Le darwinisme social partie 4: Une autre vision est possible.

A présent il est temps d’aborder le darwinisme social et d’esquisser un début de nouveau modèle. Nous n’aborderons qu’une esquisse dans cet article car chaque idée demande un développement plus important qui sera concrétisé ultérieurement.

Reprenons donc le darwinisme social. Nous en avons tracé l’historique et ses grands mouvements, nous allons maintenant en donner des exemples concrets dans notre société et tenter l’esquisse d’un autre modèle, basé sur la bienveillance.

Le darwinisme social hors de sa forme extrême s’est inscrit dans toutes les couches de notre société, depuis 1880 date de sa création.
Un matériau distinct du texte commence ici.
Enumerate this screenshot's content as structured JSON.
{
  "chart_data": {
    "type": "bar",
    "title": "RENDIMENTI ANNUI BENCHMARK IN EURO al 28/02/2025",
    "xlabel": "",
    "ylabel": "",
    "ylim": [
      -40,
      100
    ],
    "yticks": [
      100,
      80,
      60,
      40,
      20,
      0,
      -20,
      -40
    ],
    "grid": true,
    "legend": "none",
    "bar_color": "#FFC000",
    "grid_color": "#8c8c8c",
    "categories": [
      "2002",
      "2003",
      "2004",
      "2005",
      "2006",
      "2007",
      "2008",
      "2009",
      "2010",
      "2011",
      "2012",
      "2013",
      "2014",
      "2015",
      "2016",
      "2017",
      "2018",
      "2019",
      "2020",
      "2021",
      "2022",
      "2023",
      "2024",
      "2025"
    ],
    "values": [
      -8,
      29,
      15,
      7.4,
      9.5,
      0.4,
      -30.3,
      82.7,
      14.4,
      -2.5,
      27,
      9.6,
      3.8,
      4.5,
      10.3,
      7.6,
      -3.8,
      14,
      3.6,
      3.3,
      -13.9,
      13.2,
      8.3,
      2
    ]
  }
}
Pour rappel le darwinisme social est l’application du principe de compétition tiré de Darwin, tout en oubliant son principe de coopération. Cela a donc eu pour impact d’imposer l’esprit de concurrence dans nos sociétés, impliquant en conséquence évidente la notion de défaite permanente car l’être humain sera toujours le perdant d’une autre entité.

Prenons pour illustrer ce point la notation à l’école, le concept étant celui-ci : pour valider un apprentissage, un enseignant doit donner un chiffre qui désigne la valeur de l’élève et la fixe trop souvent dans le marbre.

Ce chiffre sera pris comme référent afin de comparer l’élève aux autres, et servira à définir son destin….

Nous remarquons qu’à aucun moment l’intérêt de l’élève, ce qui le passionne, n’est pris en compte dans un système qui le place dans la compétition dès son plus jeune âge. La coopération entre les élèves, qui de base possèdent tous un talent, n’est en aucun cas encouragé et le développement d’une personne n’est pas pris en compte.

Cela se retrouve, comme vous pouvez le constater, dans toutes les strates de notre société (compétition entre les ouvriers du monde entier qui a pour conséquence d’effacer une partie de la population et de détruire le socle social, compétition entre les classes, hiérarchie imposante au travail, présentéisme …).

Cet aspect de la compétition est tellement présent dans l’inconscient collectif qu’il est très difficile d’imaginer un autre modèle.

Pourtant l’Histoire a souvent prouvé que la coopération fait avancer la société beaucoup plus rapidement. La société de l’homme préhistorique n’a pu évoluer par exemple que grâce à l’entraide (chasse au mammouth, feu, agriculture,… ). Au cours de notre Histoire c’est bien le partage des connaissances qui a permis l’évolution forte de l’être humain.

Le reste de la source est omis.